Note: a welded struct with an ?T / union(enum) field (e.g. EnumInfo's backing_type: ?TypeId, explicit_values: ?[]const i64) is the next layout wrinkle — the sx header must mirror Zig's optional/union representation. Handle when reached (sentinels or accessor fns; see the design doc Risks).

Known issues

  • None for this stream. (Metatype's deferred enhancement is issue 0141 — comptime List growth; orthogonal, see current/CHECKPOINT-METATYPE.md.)

Log

  • Phase 2 — welded structs by reflection + memory-order validation. Dropped the byte-layout-override engine (computeWeldPlan / offset-ordered LLVM struct / byte-blob — all explored, all unnecessary). Instead: the sx header declares fields in the compiler type's memory order; the compiler reflects the bound Zig type (@typeInfo/@offsetOf/@sizeOf) and validates the header matches with loud diagnostics (field-not-found, wrong-order+expected-order, size mismatch). On pass it's an ordinary byte-identical struct — cast + deref just works. Examples 0627 (usable) / 1186 (wrong-order diagnostic). Suite green (692).
  • Phase 2.1 — weld-plan layout math (REMOVED). The byte-layout-override math; superseded by the reflection+validation design and deleted.
  • Phase 1 polish — comptime-only enforcement. A runtime call to a welded fn is a clean build-gating error (emitCall gate, guarded by enclosing-is_comptime so #run/:: uses stay green), not a link failure. Example 1185. Build + suite green (458 unit, 690 corpus).
  • Phase 1.1 fifth sub-step — host-call bridge (welded functions). compiler_lib function registry (intern/text_of) + findFn; IR Function compiler_welded flag set/validated in declareFunction (weldedCompilerFn); interp.call() dispatches welded calls to the Zig handler. Examples 0626 (round- trip) + 1184 (unexported-fn diagnostic); findFn unit-tested. Runtime-call clean rejection deferred (loud link error today). Build + suite green (458 unit, 689 corpus).
  • Phase 1.1 fourth sub-step — welded-struct layout validation. validateStructLayout (pure, unit-tested) + validateWeldedStruct wired into registerStructDecl: a struct abi(.zig) extern compiler is validated against the registry (lib == compiler, name exported, layout matches) with build-gating diagnostics. #library "compiler" no longer dlopen'd.
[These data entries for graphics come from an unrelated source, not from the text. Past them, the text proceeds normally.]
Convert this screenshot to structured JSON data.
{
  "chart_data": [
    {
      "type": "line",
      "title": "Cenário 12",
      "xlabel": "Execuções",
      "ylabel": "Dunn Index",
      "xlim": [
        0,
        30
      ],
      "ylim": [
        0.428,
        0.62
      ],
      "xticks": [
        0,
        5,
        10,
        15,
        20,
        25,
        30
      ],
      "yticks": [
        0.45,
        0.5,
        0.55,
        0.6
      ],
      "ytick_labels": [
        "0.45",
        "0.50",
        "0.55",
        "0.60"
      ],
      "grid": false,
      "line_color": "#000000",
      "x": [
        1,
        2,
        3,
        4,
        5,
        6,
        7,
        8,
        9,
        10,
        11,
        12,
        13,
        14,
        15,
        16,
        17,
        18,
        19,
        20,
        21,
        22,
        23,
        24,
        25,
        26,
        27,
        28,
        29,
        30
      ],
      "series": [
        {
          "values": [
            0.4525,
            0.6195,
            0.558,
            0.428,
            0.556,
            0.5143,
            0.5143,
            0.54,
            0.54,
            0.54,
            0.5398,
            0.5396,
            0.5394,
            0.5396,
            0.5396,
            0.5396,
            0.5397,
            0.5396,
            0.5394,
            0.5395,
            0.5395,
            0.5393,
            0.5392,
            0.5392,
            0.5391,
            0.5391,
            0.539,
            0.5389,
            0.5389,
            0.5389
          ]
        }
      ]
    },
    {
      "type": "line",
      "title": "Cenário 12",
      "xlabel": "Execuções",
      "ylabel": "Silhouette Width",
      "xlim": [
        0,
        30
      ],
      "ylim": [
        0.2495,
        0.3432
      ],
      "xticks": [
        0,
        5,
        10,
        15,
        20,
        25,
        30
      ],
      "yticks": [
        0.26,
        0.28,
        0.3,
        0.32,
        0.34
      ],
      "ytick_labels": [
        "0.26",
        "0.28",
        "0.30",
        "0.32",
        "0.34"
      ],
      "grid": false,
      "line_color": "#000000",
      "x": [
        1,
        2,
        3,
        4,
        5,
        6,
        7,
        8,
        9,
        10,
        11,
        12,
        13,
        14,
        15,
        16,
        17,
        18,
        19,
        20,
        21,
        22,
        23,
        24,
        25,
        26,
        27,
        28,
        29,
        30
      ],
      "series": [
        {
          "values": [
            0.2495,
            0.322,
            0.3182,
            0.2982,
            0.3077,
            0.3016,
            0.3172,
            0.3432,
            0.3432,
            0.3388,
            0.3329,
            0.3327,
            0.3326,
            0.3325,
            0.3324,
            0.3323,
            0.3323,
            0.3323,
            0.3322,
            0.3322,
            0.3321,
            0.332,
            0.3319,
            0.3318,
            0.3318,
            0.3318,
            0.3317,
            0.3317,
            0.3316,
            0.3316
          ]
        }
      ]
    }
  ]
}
Examples 0625 (faithful Field) + 1183 (field-count mismatch diagnostic). Offset-override/GEP deferred to Phase 2 (not exercised by Field's natural layout). Build + suite green (456 unit, 687 corpus).
  • Phase 1.1 third sub-step — binding registry. New src/ir/compiler_lib.zig: the compiler lib's welded-type registry; Field welded to StructInfo.Field with layout baked from the real Zig type (@offsetOf/@sizeOf/@alignOf); findType lookup proven by unit test (+ null off the export list). Standalone island — not yet consumed by lowering. Build + suite green (454 unit tests). Break-verified.
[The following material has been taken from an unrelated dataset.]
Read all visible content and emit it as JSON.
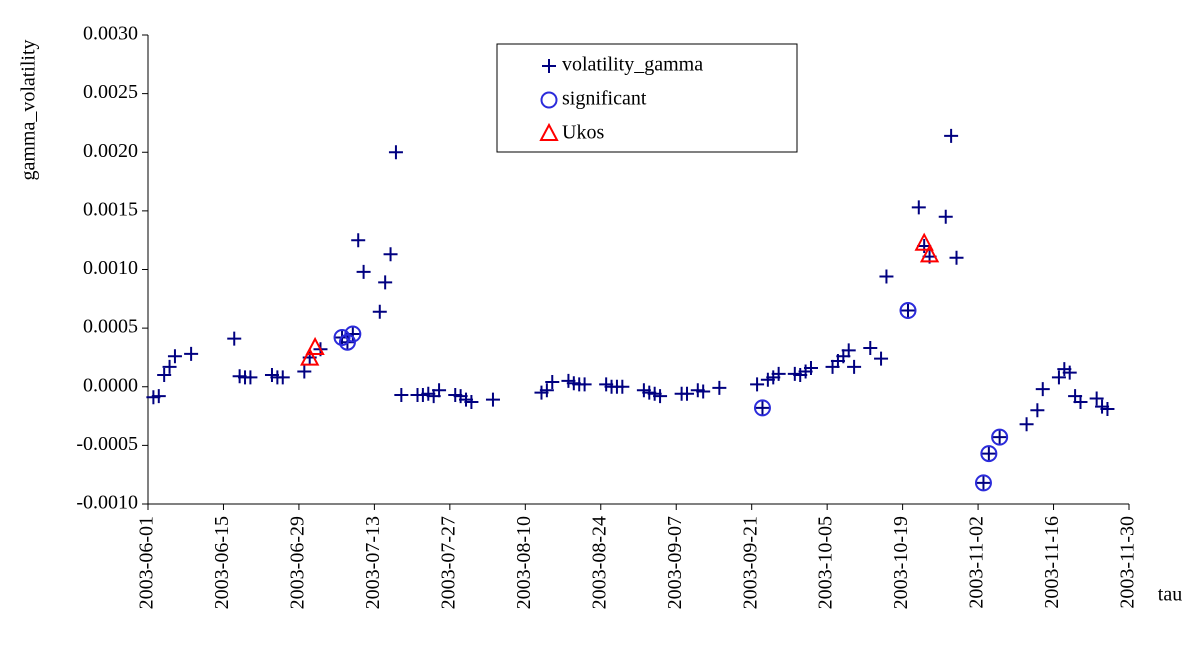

  • Phase 1.1 second sub-step — struct-decl binding parses. ast.StructDecl gained abi + extern_lib; parseStructDecl parses abi(.zig) extern <lib> after struct. Parser unit tests (welded Field + plain struct), break-verified. Build + suite green. Parse-only sub-step (fns + structs) of Phase 1.1 complete.
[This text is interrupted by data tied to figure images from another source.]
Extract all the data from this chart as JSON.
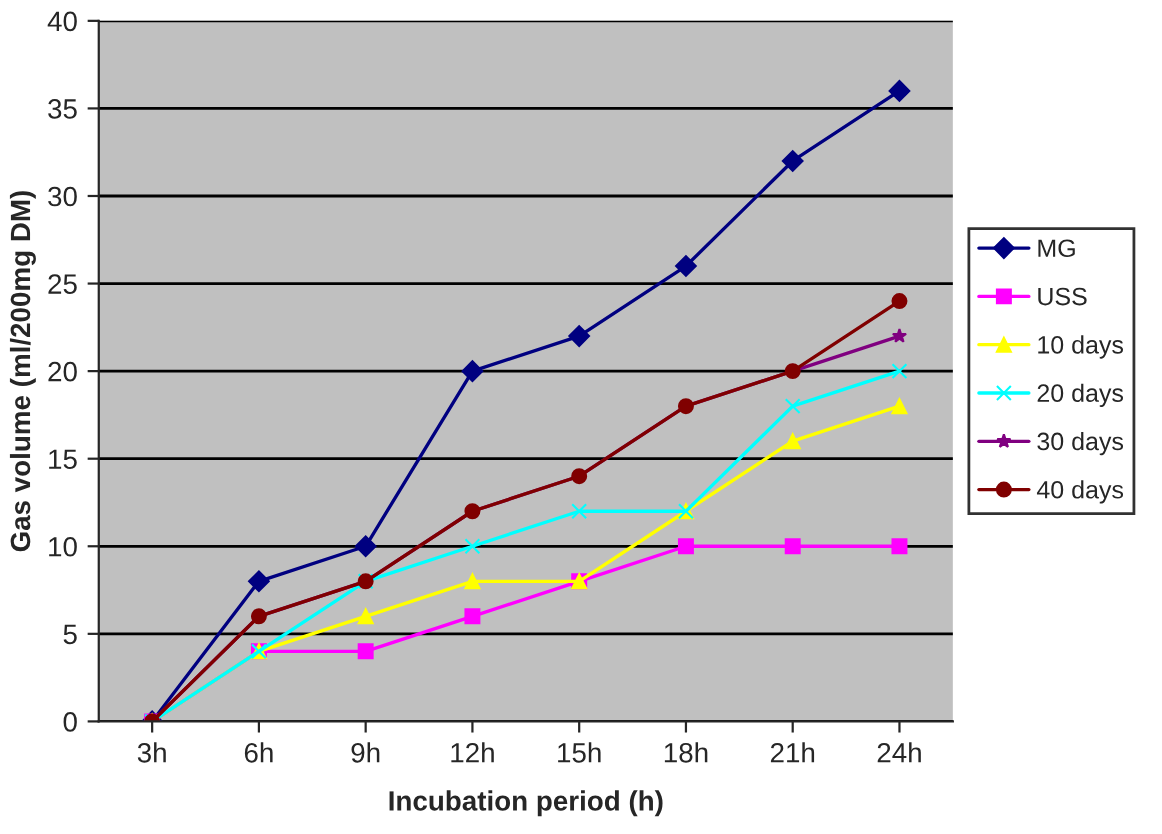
{
  "chart_data": {
    "type": "line",
    "xlabel": "Incubation period (h)",
    "ylabel": "Gas volume (ml/200mg DM)",
    "categories": [
      "3h",
      "6h",
      "9h",
      "12h",
      "15h",
      "18h",
      "21h",
      "24h"
    ],
    "series": [
      {
        "name": "MG",
        "color": "#000080",
        "marker": "diamond",
        "values": [
          0,
          8,
          10,
          20,
          22,
          26,
          32,
          36
        ]
      },
      {
        "name": "USS",
        "color": "#ff00ff",
        "marker": "square",
        "values": [
          0,
          4,
          4,
          6,
          8,
          10,
          10,
          10
        ]
      },
      {
        "name": "10 days",
        "color": "#ffff00",
        "marker": "triangle",
        "values": [
          0,
          4,
          6,
          8,
          8,
          12,
          16,
          18
        ]
      },
      {
        "name": "20 days",
        "color": "#00ffff",
        "marker": "cross",
        "values": [
          0,
          4,
          8,
          10,
          12,
          12,
          18,
          20
        ]
      },
      {
        "name": "30 days",
        "color": "#800080",
        "marker": "star",
        "values": [
          0,
          6,
          8,
          12,
          14,
          18,
          20,
          22
        ]
      },
      {
        "name": "40 days",
        "color": "#800000",
        "marker": "circle",
        "values": [
          0,
          6,
          8,
          12,
          14,
          18,
          20,
          24
        ]
      }
    ],
    "ylim": [
      0,
      40
    ],
    "yticks": [
      0,
      5,
      10,
      15,
      20,
      25,
      30,
      35,
      40
    ],
    "grid": "y",
    "legend": "right"
  }
}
  • Phase 1.1 first sub-step + callconvabi unification. Parsed abi(.zig) extern <lib> on fn decls; unified callconv into abi(.c|.zig|.pure) (removed the callconv keyword), migrated 52 sx files + compiler diagnostics + docs + snapshots. Build + suite green. The original design's extern(.zig) single qualifier was split into abi(.zig) (ABI/layout, before extern) + extern <lib> (linkage + source) — recorded in the design doc's syntax-decision note.